Punto y coma

Foto: Alex Heny.

Una de las características de los cubanos, se repite, ha sido la inconstancia. Es un rasgo de la psicología social atribuido al calor del trópico, al mestizaje y/o la raza, generalmente a partir de un enfoque positivista-determinista e incluso racista que ha lastrado la comprensión de esta condición.

Ni la crisis de la cultura, ni la falta de ciencia o de civilidad –tres elementos que han sido identificados como causas del problema– lo explican de veras. Sin embargo esta comprensión ha penetrado el imaginario nacional aun en medio de los sucesivos cambios, incluido el de una revolución que llegó al poder a contrapelo de varios de esos determinismos.

Ese proceso constituyó, de muchas maneras, una violentación de las estructuras existentes e implicó el subsiguiente levantamiento de un orden político-cultural alternativo, pero se hizo a partir de las personas y del acumulado cultural del que eran portadoras.
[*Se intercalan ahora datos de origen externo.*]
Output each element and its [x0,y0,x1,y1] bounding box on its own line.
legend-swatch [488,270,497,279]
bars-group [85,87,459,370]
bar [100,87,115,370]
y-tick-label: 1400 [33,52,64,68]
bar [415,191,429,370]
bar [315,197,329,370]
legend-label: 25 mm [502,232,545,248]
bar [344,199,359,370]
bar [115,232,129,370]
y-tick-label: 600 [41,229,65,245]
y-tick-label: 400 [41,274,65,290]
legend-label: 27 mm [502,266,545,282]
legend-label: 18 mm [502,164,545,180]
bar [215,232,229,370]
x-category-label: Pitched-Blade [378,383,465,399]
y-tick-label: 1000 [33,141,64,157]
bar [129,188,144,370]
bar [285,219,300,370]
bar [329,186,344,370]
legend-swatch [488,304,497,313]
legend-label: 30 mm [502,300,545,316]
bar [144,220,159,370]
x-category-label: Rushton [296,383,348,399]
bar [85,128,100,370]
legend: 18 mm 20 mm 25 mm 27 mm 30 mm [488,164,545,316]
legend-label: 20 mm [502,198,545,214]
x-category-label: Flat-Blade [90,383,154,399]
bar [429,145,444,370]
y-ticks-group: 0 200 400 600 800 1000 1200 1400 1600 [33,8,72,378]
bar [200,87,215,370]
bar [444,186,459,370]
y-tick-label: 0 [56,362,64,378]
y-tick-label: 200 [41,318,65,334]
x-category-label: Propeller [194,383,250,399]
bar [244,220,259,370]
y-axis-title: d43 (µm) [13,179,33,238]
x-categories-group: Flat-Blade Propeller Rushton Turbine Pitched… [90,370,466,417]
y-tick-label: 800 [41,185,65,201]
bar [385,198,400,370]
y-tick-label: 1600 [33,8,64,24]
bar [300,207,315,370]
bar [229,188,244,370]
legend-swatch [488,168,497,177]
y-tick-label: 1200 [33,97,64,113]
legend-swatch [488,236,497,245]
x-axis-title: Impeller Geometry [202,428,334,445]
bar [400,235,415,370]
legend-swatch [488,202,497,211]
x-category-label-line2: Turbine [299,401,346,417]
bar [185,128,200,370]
Aludo a aspectos como la propia socialización de actores y protagonistas, y a la influencia del entorno familiar. Las campañas (de alfabetización; de vacunación; por el 6to grado) fueron entonces la manera de articular una suerte de antídoto, es decir, el método consistente en identificar un objetivo para solucionarlo y lograr una especie de pequeño salto hacia delante.

Una de las primeras fue la lucha contra la burocracia y la cultura burocrática, implementada por el nuevo Estado al cabo de una fase de “guerrillerismo administrativo” característica de los primeros tiempos. Se emprendieron un conjunto de acciones desde la política y las estructuras de poder, pero el problema permaneció y luego se agravó durante la institucionalización (1971-1985), que reforzó la burocratización añadiéndole un componente soviético, vigente hasta nuestros días.

Hoy Cuba es un país con demasiados burócratas, concentrados en megaorganismos o pequeños feudos oficinescos.

En 1966 Tomás Gutiérrez Alea estrenó La muerte de un burócrata, un enunciado de que el cine estaba llamado a incidir sobre las conciencias para contribuir desde su lógica específica a los cambios socioculturales –en este caso, mediante un efectivísimo empleo del humor negro– y, en definitiva, una expresión de que el arte servía para algo más que entretenerse.

Pero casi treinta años después el mismo realizador consideró necesario volver sobre el mismo tema en Guantanamera (1995), una especie de danza macabra que denotaba a las claras que la cuestión seguía vigente y no resuelta a pesar del campañismo, siempre coyuntural, efímero, y por consiguiente cíclico.

El anterior es solo un ejemplo entre muchos –y ciertamente no se agotan en la esfera de lo político. En la de los servicios, a mediados de los años sesenta la heladería Coppelia se inauguró con más de cincuenta sabores: fueron montándose poco a poco en la nave del olvido. También aparecieron los restaurantes MAR-INIT, que ofertaban pescados y mariscos a precios populares. Hoy solo existen en la memoria de las generaciones más viejas.

Más adelante se produjo un traspaso de mar a tierra cuando se empezó a vender pollo con papas fritas en esos mismos establecimientos, bautizados con una onomatopeya: Pío Pío (antes se les decía Picken Chickens). A ellos íbamos religiosamente los jóvenes universitarios de fines de los años setenta después de cobrar el estipendio mensual que nos daban por estudiar. Los clasificábamos en la categoría BB (Bueno y Barato), pero duraron lo que las rosas cortadas, no sin atravesar por un proceso de decadencia cualitativa antes de que sobreviniera el derrumbe.

Ya en ese contexto, se concibió un Plan Nacional con el objetivo de lograr la autosuficiencia alimentaria. No funcionó o las realidades fueron más fuertes que los deseos –y este ha sido, sin dudas, uno de principales handicaps.

De igual manera, los plátanos con el sistema microjet –una idea tomada de los israelíes– inundarían el mercado interno y el país llegaría a desplazar a Centroamérica como exportador de bananos. Y last but not least: también se creó una red gastronómica para la venta de hamburguesas de producción doméstica que contribuirían a elevar el consumo de proteínas; hoy esas mismas cafeterías venden otra cosa –o están dolarizadas. Parece que el apelativo de Zas, onomatopeya fatal porque suena a guillotina, constituyó una extraña premonición o eso que los argentinos llaman una jettatura.

Es obvio que hechos como estos no solo remiten a lo heredado, sino también a problemas propios de una economía sometida a una combinación letal de tensiones externas y disfuncionalidades internas. Ello quizás explique lo que me dijo una vez un viejo linotipista en la Plaza del Cristo: “olvídese, maestro, aquí lo que hay no es raya larga sino punto y coma”.